The q-factors library at global-q.org has just been updated through December 2019. The table below reports the latest head-to-head factor spanning tests: The Hou-Xue-Zhang (2015) q-factor model continues to dominate the Fama-French (2018) 6-factor model in the January 1967--December 2019 sample.
On the one hand, the 6-factor model cannot subsume the q-factors. The investment premium is 0.36% per month (t = 4.45), with a 6-factor alpha of 0.09% (t = 2.65). The return on equity (Roe) premium is 0.54% (t = 5.46), with a 6-factor alpha of 0.26% (t = 4.25). The Gibbons-Ross-Shanken (1989, GRS) test strongly rejects the 6-factor model based on the null hypothesis that the 6-factor alphas of the investment and Roe premiums are jointly zero (p = 0.00).
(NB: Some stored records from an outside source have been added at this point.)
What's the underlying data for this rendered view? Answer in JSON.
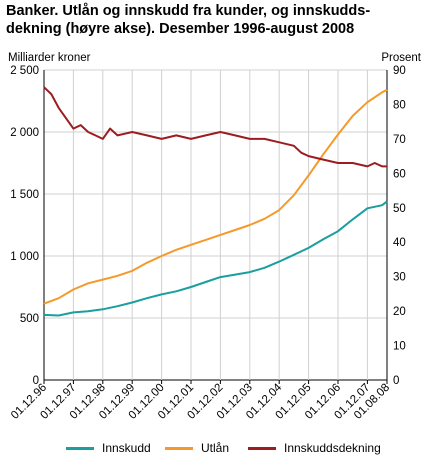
{
  "chart_data": {
    "type": "line",
    "title": "Banker. Utlån og innskudd fra kunder, og innskudds-dekning (høyre akse). Desember 1996-august 2008",
    "title_lines": [
      "Banker. Utlån og innskudd fra kunder, og innskudds-",
      "dekning (høyre akse). Desember 1996-august 2008"
    ],
    "ylabel_left": "Milliarder kroner",
    "ylabel_right": "Prosent",
    "ylim_left": [
      0,
      2500
    ],
    "ylim_right": [
      0,
      90
    ],
    "yticks_left": [
      "2 500",
      "2 000",
      "1 500",
      "1 000",
      "500",
      "0"
    ],
    "yticks_right": [
      "90",
      "80",
      "70",
      "60",
      "50",
      "40",
      "30",
      "20",
      "10",
      "0"
    ],
    "x_tick_labels": [
      "01.12.96",
      "01.12.97",
      "01.12.98",
      "01.12.99",
      "01.12.00",
      "01.12.01",
      "01.12.02",
      "01.12.03",
      "01.12.04",
      "01.12.05",
      "01.12.06",
      "01.12.07",
      "01.08.08"
    ],
    "x_tick_positions_years": [
      0,
      1,
      2,
      3,
      4,
      5,
      6,
      7,
      8,
      9,
      10,
      11,
      11.667
    ],
    "grid": true,
    "legend_position": "bottom",
    "series": [
      {
        "name": "Innskudd",
        "axis": "left",
        "color": "#1a9e9e",
        "x": [
          0,
          0.5,
          1,
          1.5,
          2,
          2.5,
          3,
          3.5,
          4,
          4.5,
          5,
          5.5,
          6,
          6.5,
          7,
          7.5,
          8,
          8.5,
          9,
          9.5,
          10,
          10.5,
          11,
          11.5,
          11.667
        ],
        "values": [
          525,
          520,
          545,
          555,
          570,
          595,
          625,
          660,
          690,
          715,
          750,
          790,
          830,
          850,
          870,
          905,
          955,
          1010,
          1065,
          1135,
          1200,
          1295,
          1385,
          1410,
          1440
        ]
      },
      {
        "name": "Utlån",
        "axis": "left",
        "color": "#f59a2a",
        "x": [
          0,
          0.5,
          1,
          1.5,
          2,
          2.5,
          3,
          3.5,
          4,
          4.5,
          5,
          5.5,
          6,
          6.5,
          7,
          7.5,
          8,
          8.5,
          9,
          9.5,
          10,
          10.5,
          11,
          11.5,
          11.667
        ],
        "values": [
          615,
          660,
          730,
          780,
          810,
          840,
          880,
          945,
          1000,
          1050,
          1090,
          1130,
          1170,
          1210,
          1250,
          1300,
          1370,
          1490,
          1650,
          1820,
          1980,
          2130,
          2240,
          2320,
          2340
        ]
      },
      {
        "name": "Innskuddsdekning",
        "axis": "right",
        "color": "#9b1d20",
        "x": [
          0,
          0.25,
          0.5,
          0.75,
          1,
          1.25,
          1.5,
          1.75,
          2,
          2.25,
          2.5,
          3,
          3.5,
          4,
          4.5,
          5,
          5.5,
          6,
          6.5,
          7,
          7.5,
          8,
          8.5,
          8.75,
          9,
          9.5,
          10,
          10.5,
          11,
          11.25,
          11.5,
          11.667
        ],
        "values": [
          85,
          83,
          79,
          76,
          73,
          74,
          72,
          71,
          70,
          73,
          71,
          72,
          71,
          70,
          71,
          70,
          71,
          72,
          71,
          70,
          70,
          69,
          68,
          66,
          65,
          64,
          63,
          63,
          62,
          63,
          62,
          62
        ]
      }
    ]
  },
  "legend": [
    {
      "label": "Innskudd",
      "color": "#1a9e9e"
    },
    {
      "label": "Utlån",
      "color": "#f59a2a"
    },
    {
      "label": "Innskuddsdekning",
      "color": "#9b1d20"
    }
  ]
}
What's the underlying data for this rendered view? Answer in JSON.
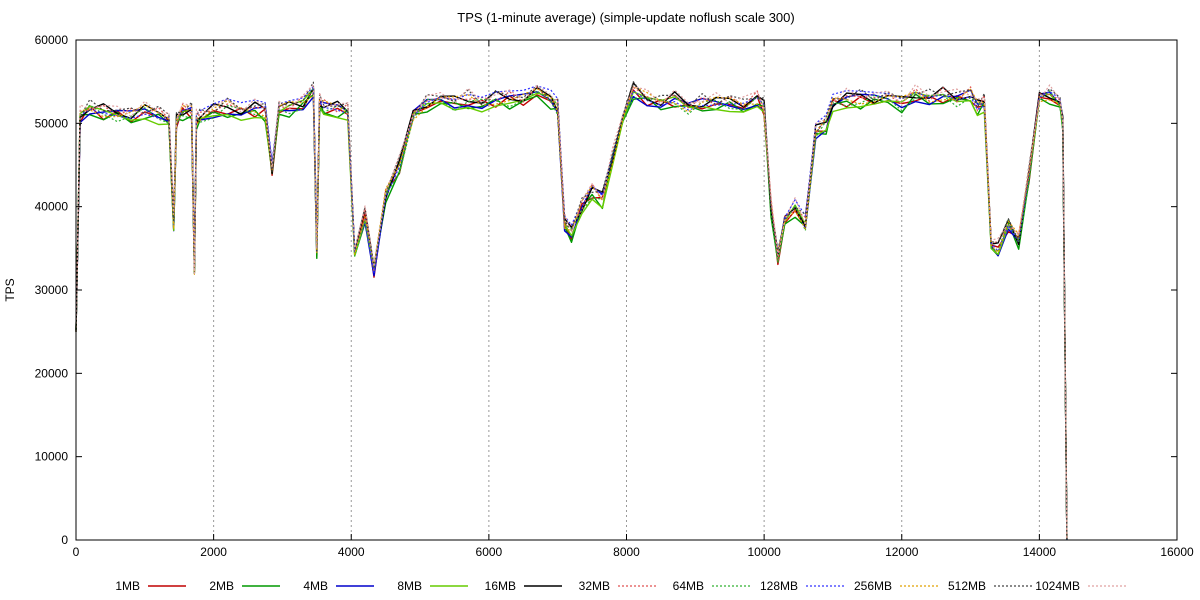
{
  "chart_data": {
    "type": "line",
    "title": "TPS (1-minute average) (simple-update noflush scale 300)",
    "xlabel": "",
    "ylabel": "TPS",
    "xlim": [
      0,
      16000
    ],
    "ylim": [
      0,
      60000
    ],
    "xticks": [
      0,
      2000,
      4000,
      6000,
      8000,
      10000,
      12000,
      14000,
      16000
    ],
    "yticks": [
      0,
      10000,
      20000,
      30000,
      40000,
      50000,
      60000
    ],
    "grid": "vertical dotted",
    "legend_position": "bottom",
    "x": [
      0,
      60,
      200,
      400,
      600,
      800,
      1000,
      1200,
      1350,
      1420,
      1460,
      1550,
      1680,
      1720,
      1750,
      1800,
      2000,
      2200,
      2400,
      2600,
      2750,
      2850,
      2950,
      3100,
      3300,
      3450,
      3500,
      3540,
      3600,
      3800,
      3950,
      4050,
      4200,
      4330,
      4500,
      4700,
      4900,
      5100,
      5300,
      5500,
      5700,
      5900,
      6100,
      6300,
      6500,
      6700,
      6900,
      7000,
      7100,
      7200,
      7350,
      7500,
      7650,
      7800,
      7950,
      8100,
      8300,
      8500,
      8700,
      8900,
      9100,
      9300,
      9500,
      9700,
      9900,
      10000,
      10100,
      10200,
      10300,
      10450,
      10600,
      10750,
      10900,
      11000,
      11200,
      11400,
      11600,
      11800,
      12000,
      12200,
      12400,
      12600,
      12800,
      13000,
      13100,
      13200,
      13300,
      13400,
      13550,
      13700,
      13850,
      14000,
      14150,
      14300,
      14340,
      14400
    ],
    "base_values": [
      25000,
      51000,
      51800,
      51500,
      51200,
      51000,
      51500,
      51000,
      51000,
      38000,
      50500,
      51500,
      51500,
      32000,
      50500,
      50800,
      51500,
      52000,
      51500,
      51800,
      51500,
      44500,
      51500,
      52000,
      52500,
      54000,
      35000,
      52500,
      52000,
      51800,
      51500,
      35000,
      39000,
      32500,
      41500,
      45000,
      51000,
      52500,
      53000,
      52500,
      53000,
      52500,
      53000,
      53000,
      53000,
      53500,
      53000,
      52000,
      38000,
      37000,
      40000,
      42000,
      41000,
      46000,
      51000,
      54000,
      53000,
      52500,
      53000,
      52000,
      52500,
      52500,
      52500,
      52500,
      53000,
      52000,
      40000,
      34000,
      38000,
      40000,
      38000,
      49000,
      50000,
      52500,
      53000,
      53000,
      53000,
      53000,
      52500,
      53500,
      53000,
      53500,
      53000,
      53500,
      52000,
      52500,
      36000,
      35000,
      38000,
      36000,
      44000,
      53000,
      53500,
      52500,
      50000,
      0
    ],
    "series": [
      {
        "name": "1MB",
        "color": "#c00000",
        "dash": "solid",
        "width": 1.4,
        "offset": -700
      },
      {
        "name": "2MB",
        "color": "#009900",
        "dash": "solid",
        "width": 1.4,
        "offset": -1200
      },
      {
        "name": "4MB",
        "color": "#0000cc",
        "dash": "solid",
        "width": 1.4,
        "offset": -400
      },
      {
        "name": "8MB",
        "color": "#66cc00",
        "dash": "solid",
        "width": 1.4,
        "offset": -900
      },
      {
        "name": "16MB",
        "color": "#000000",
        "dash": "solid",
        "width": 1.4,
        "offset": 300
      },
      {
        "name": "32MB",
        "color": "#e05050",
        "dash": "dotted",
        "width": 1.2,
        "offset": 400
      },
      {
        "name": "64MB",
        "color": "#30b030",
        "dash": "dotted",
        "width": 1.2,
        "offset": -600
      },
      {
        "name": "128MB",
        "color": "#3333ff",
        "dash": "dotted",
        "width": 1.2,
        "offset": 600
      },
      {
        "name": "256MB",
        "color": "#e0a000",
        "dash": "dotted",
        "width": 1.2,
        "offset": 0
      },
      {
        "name": "512MB",
        "color": "#444444",
        "dash": "dotted",
        "width": 1.2,
        "offset": 800
      },
      {
        "name": "1024MB",
        "color": "#e0a0a0",
        "dash": "dotted",
        "width": 1.2,
        "offset": 1000
      }
    ]
  }
}
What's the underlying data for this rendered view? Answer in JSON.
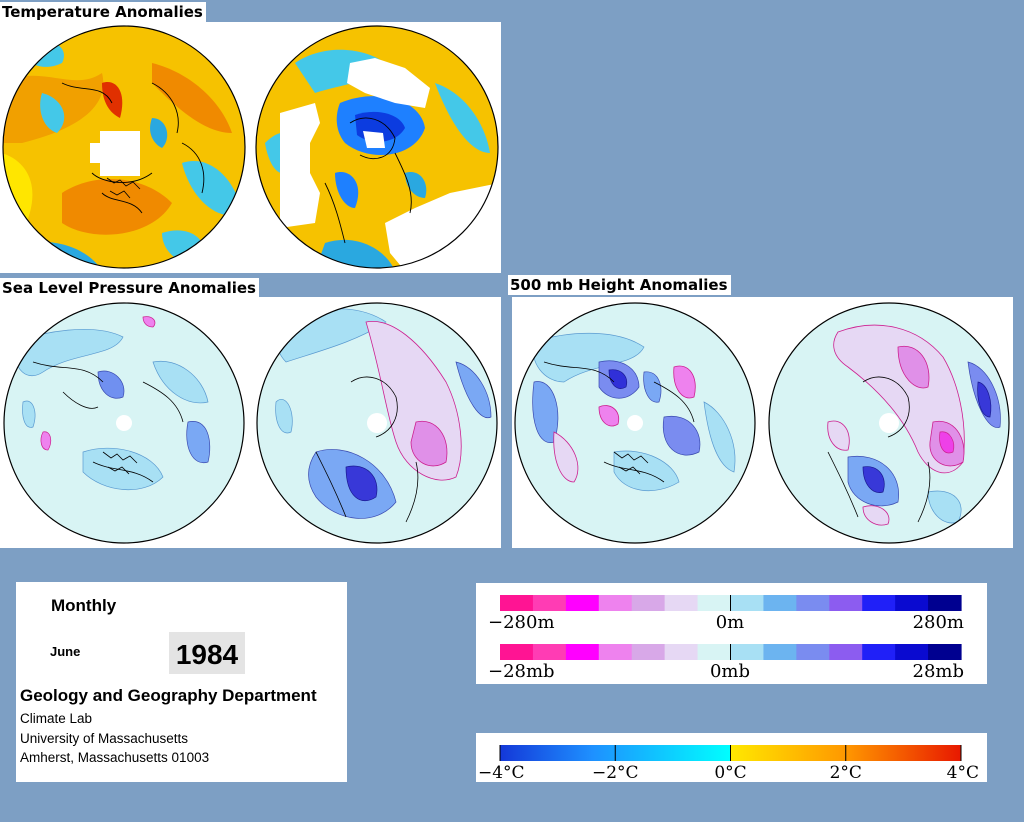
{
  "sections": {
    "temperature": {
      "title": "Temperature Anomalies"
    },
    "slp": {
      "title": "Sea Level Pressure Anomalies"
    },
    "height": {
      "title": "500 mb Height Anomalies"
    }
  },
  "info": {
    "period": "Monthly",
    "month": "June",
    "year": "1984",
    "department": "Geology and Geography Department",
    "lab": "Climate Lab",
    "university": "University of Massachusetts",
    "address": "Amherst, Massachusetts 01003"
  },
  "legends": {
    "height": {
      "min_label": "−280m",
      "mid_label": "0m",
      "max_label": "280m"
    },
    "pressure": {
      "min_label": "−28mb",
      "mid_label": "0mb",
      "max_label": "28mb"
    },
    "temperature": {
      "labels": [
        "−4°C",
        "−2°C",
        "0°C",
        "2°C",
        "4°C"
      ]
    }
  },
  "colors": {
    "background": "#7d9fc4",
    "anomaly_scale": [
      "#ff1493",
      "#ff3cb4",
      "#ff00ff",
      "#ee82ee",
      "#d8a8e8",
      "#e6d8f4",
      "#d8f4f4",
      "#a8e0f4",
      "#6cb4f0",
      "#7a8cf0",
      "#8c5cf0",
      "#2020f8",
      "#0a0ad0",
      "#000090"
    ],
    "temperature_scale": [
      "#1438d8",
      "#1e90ff",
      "#28b0ff",
      "#30d8ff",
      "#00ffff",
      "#ffe800",
      "#ffc000",
      "#ff9800",
      "#ff6000",
      "#e81800"
    ]
  }
}
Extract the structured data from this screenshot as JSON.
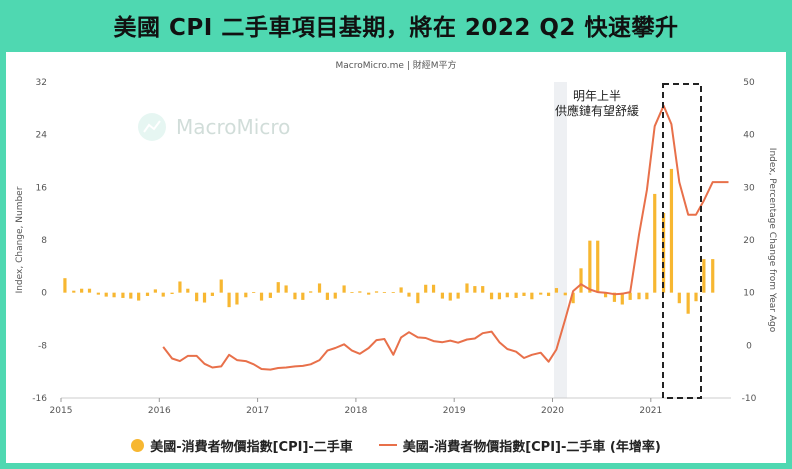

On the other hand, the q-factor model fully subsumes the Fama-French factors. The HML, CMA, and RMW premiums are on average 0.3%, 0.29%, and 0.28% per month (t = 2.29, 3.24, and 2.82), but their q-factor alphas are tiny, 0.04%, 0.01%, and 0.03% (t = 0.35, 0.23, and 0.35), respectively. The momentum factor, UMD, is on average 0.63% (t = 3.66), but its q-factor alpha is small, only 0.15% (t = 0.66). The GRS test fails to reject the q-factor model based on the null that the q-factor alphas of HML, CMA, RMW, and UMD are jointly zero (p = 0.79).
Don't take my word for it. Go ahead and replicate the numbers. If your replication fails, I am the jerk. Otherwise, how about using the better factor model from now on?
That's right. Ten years on, it seems that the q-factor model is indeed "A Better Factor Model That Explains More Anomalies." My apologies for taking so long, but please know that we're doing the best we can.